The Accounting Standards Board's consultation on its revised proposals for the future of financial reporting standards in the UK might have officially closed, but I suspect there will be further discussion before the public benefit accounting aspects of these proposals are finally settled.
This time round the ASB has opted for the simple solution and the proposed general framework has raised few quibbles. The complex three-tiered framework has gone and the spectre of an extension of EU-adopted international financial reporting standards that goes beyond existing requirements has been removed.
Instead, we are offered a single standard - the Financial Reporting Standard (FRS 102) - which adopts the simpler International Financial Reporting Standard for Small and Medium-sized Entities, modified somewhat for UK reporting needs.
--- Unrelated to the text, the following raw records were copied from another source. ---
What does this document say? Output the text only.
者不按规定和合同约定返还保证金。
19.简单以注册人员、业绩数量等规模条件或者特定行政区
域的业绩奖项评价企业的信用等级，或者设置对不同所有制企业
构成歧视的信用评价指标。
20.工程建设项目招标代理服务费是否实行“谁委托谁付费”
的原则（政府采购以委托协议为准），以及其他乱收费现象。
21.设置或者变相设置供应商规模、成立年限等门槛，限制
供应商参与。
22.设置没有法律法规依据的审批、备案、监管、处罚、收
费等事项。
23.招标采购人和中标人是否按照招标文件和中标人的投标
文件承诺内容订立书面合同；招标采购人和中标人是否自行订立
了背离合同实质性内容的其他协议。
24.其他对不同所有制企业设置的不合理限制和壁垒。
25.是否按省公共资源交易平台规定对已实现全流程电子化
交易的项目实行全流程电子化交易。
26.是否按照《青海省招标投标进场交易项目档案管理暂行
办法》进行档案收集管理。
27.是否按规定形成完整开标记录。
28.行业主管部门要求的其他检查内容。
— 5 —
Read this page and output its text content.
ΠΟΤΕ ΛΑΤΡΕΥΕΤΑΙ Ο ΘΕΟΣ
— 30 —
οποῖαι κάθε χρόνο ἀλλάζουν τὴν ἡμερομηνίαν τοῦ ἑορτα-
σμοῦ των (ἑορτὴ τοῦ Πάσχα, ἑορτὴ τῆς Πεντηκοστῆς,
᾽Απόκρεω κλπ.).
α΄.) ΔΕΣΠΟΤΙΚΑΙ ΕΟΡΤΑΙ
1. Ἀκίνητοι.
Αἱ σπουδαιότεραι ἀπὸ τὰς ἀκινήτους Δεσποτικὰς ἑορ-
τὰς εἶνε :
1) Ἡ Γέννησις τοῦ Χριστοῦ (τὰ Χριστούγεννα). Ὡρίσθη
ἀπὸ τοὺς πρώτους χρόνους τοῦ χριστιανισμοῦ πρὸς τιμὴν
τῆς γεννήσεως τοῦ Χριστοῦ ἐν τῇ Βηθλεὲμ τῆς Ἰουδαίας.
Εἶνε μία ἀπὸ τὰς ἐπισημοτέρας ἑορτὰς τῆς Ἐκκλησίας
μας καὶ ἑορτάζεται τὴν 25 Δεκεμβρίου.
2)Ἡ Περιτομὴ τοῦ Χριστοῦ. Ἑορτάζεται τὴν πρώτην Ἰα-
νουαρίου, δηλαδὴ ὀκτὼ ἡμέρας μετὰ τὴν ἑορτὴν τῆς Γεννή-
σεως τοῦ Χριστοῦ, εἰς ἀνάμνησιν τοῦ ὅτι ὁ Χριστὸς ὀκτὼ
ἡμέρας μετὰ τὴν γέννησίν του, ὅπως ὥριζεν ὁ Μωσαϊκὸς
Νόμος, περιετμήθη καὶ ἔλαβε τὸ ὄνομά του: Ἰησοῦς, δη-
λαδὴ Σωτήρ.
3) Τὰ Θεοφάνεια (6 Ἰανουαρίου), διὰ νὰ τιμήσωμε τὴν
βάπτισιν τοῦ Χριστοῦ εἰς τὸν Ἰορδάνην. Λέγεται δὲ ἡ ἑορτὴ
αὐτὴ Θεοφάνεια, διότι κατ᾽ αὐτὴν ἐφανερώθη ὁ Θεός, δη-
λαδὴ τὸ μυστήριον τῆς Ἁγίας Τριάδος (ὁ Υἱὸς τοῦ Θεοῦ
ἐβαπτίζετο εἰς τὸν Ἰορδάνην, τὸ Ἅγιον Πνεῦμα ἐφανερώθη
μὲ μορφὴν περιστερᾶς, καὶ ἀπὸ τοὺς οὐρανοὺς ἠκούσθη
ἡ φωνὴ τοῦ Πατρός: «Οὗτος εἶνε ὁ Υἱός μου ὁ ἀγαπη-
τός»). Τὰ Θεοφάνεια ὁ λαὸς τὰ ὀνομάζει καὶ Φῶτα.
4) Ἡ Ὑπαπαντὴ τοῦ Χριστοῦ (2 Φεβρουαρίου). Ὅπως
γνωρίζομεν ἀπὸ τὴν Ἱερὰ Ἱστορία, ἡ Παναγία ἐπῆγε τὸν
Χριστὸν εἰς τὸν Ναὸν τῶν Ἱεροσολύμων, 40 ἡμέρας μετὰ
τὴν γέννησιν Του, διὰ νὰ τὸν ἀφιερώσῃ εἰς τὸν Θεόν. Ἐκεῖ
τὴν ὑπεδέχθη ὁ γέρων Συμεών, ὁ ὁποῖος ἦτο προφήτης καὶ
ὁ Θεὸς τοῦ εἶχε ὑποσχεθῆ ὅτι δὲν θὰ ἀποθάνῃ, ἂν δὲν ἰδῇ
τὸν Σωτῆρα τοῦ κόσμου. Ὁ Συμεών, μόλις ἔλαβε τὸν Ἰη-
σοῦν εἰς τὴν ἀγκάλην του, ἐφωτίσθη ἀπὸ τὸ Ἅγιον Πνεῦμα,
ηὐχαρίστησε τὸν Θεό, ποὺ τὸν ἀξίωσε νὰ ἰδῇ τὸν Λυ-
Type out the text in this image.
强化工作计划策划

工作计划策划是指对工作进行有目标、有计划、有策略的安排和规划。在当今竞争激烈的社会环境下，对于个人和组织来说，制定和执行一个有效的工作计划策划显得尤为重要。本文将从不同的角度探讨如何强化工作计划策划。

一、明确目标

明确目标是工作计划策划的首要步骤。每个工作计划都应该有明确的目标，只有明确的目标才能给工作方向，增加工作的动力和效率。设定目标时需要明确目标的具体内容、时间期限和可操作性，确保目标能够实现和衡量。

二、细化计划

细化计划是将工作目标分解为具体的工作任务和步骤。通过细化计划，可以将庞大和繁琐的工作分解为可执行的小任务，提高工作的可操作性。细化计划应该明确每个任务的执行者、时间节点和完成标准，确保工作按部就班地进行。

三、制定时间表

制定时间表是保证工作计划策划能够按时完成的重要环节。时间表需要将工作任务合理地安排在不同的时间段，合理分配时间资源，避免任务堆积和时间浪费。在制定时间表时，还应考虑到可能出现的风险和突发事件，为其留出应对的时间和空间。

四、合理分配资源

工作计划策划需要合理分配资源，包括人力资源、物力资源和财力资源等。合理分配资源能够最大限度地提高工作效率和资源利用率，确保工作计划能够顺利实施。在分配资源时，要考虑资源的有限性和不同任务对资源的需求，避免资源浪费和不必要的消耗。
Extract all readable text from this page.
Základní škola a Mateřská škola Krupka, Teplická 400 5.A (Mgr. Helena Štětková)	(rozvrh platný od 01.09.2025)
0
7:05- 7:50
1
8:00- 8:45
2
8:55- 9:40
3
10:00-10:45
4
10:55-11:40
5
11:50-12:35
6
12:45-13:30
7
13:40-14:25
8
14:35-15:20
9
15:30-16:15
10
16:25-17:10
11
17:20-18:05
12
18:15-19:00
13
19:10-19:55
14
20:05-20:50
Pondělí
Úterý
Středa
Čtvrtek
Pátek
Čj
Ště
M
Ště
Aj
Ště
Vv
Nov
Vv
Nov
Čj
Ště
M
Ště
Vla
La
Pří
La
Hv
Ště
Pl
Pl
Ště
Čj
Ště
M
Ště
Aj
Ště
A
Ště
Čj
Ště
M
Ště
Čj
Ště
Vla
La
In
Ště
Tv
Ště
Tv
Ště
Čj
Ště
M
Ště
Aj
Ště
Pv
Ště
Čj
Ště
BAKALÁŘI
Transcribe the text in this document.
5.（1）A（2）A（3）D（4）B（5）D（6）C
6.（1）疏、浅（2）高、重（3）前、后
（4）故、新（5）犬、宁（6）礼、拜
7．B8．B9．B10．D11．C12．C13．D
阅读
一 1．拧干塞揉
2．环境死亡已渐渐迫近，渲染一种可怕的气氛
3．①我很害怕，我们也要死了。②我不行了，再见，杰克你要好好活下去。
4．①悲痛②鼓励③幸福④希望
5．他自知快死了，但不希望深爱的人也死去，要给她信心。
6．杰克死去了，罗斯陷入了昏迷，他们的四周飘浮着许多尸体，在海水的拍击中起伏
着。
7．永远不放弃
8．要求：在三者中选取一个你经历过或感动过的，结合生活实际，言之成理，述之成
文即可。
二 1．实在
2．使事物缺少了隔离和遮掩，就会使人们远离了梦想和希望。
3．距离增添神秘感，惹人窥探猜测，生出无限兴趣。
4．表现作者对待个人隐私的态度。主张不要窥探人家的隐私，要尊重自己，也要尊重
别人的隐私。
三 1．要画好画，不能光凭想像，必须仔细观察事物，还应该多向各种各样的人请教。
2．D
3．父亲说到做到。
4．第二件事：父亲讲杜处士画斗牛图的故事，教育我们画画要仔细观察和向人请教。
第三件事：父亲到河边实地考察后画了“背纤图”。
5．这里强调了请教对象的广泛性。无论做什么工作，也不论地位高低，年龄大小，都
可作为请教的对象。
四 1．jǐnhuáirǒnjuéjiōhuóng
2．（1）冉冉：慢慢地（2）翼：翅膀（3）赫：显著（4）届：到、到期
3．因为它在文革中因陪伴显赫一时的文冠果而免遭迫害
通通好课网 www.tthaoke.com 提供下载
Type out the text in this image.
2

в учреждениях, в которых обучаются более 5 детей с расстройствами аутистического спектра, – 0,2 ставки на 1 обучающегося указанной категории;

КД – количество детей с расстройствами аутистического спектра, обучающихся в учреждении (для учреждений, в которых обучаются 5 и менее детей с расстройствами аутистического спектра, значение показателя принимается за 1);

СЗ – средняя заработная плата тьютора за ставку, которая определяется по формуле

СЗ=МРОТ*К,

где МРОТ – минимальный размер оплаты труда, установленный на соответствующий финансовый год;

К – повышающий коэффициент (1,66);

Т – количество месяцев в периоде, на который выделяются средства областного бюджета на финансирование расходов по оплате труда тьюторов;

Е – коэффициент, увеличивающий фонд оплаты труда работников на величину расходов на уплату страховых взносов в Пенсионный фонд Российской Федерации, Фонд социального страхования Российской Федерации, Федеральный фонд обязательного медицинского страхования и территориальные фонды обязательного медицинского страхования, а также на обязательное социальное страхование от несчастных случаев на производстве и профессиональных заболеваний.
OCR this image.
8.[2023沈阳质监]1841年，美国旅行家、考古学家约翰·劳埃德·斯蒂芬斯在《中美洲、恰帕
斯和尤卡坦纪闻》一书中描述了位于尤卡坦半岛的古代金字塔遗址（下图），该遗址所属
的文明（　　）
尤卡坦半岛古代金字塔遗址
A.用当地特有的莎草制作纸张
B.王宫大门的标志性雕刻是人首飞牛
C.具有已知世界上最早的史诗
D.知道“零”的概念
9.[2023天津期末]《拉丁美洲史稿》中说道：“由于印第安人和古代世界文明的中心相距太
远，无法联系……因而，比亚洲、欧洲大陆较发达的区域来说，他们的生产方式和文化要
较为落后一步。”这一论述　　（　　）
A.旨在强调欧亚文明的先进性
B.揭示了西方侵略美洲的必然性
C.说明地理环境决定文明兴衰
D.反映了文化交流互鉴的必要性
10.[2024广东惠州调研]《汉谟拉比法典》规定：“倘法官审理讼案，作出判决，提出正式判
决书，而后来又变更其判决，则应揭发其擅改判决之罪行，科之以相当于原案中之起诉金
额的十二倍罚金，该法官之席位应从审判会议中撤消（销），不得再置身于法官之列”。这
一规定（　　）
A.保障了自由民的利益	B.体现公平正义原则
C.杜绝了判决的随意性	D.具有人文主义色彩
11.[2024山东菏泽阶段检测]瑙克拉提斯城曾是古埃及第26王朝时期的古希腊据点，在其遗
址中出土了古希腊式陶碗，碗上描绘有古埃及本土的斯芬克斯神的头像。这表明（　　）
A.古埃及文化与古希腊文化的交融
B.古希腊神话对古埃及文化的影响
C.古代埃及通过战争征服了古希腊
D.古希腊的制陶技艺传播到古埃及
All of this is welcome. And while it is always a challenge getting your head around a new standard, this at least is only 250 pages, compared with the 2,500 pages of existing UK accounting principles it will replace. The concepts underpinning the proposed standard are not radically different from those of the current UK principles, but we will have to get to grips with new disclosures, some of which appear rather detailed.
More debatable is the demise of a separate public benefit entities standard, the content of which has been largely migrated into the 'specialised activities' section of the proposed single standard. This might rule out any future development of a standalone PBE standard based on a sector- specific interpretation of accounting principles. But others will argue that embedding the PBE aspects into the standard is the surest guarantee that sector needs are not forgotten as the standard evolves over time.
But simplicity can bring its own difficulties. For example, the use of fair value (market price) is often seen as the simplest approach to valuing goods and services donated for a charity's own use. But where lower-cost alternatives would just as easily meet the charity's needs, this approach can result in over-valuations. It's the old question of whether donated office space in Mayfair should be valued at a Mayfair rental when cheaper office space in Morden would be adequate.
The ASB might also have inadvertently focused too much on the form rather than the substance of funding offers. A written offer of funding by a grant-maker that it has every intention of paying would not be booked as a liability if a clause was introduced that made payment conditional on the receipt of future income by the grant-maker. Yet the same offer without that clause would indeed result in a provision for a liability.
The ASB's definition of a restriction rules out the possibility of repayment if the donation was not used for the purpose for which it was given. The result is that a restricted donation with a repayment clause might well result in the gift being recognised as income only as it's spent - an approach that turns the clock back 20 years.
Finally, the vexed debate about how charities account for government and other grants is likely to continue. The ASB wants further research. But in the meantime, does it really make sense to say a grant given to buy a building is not income, while a gift of a building is income?
The consultation may have closed, but some questions remain outstanding. They will need to be resolved if we are to avoid confusion when the new standard comes into force on 1 January 2015.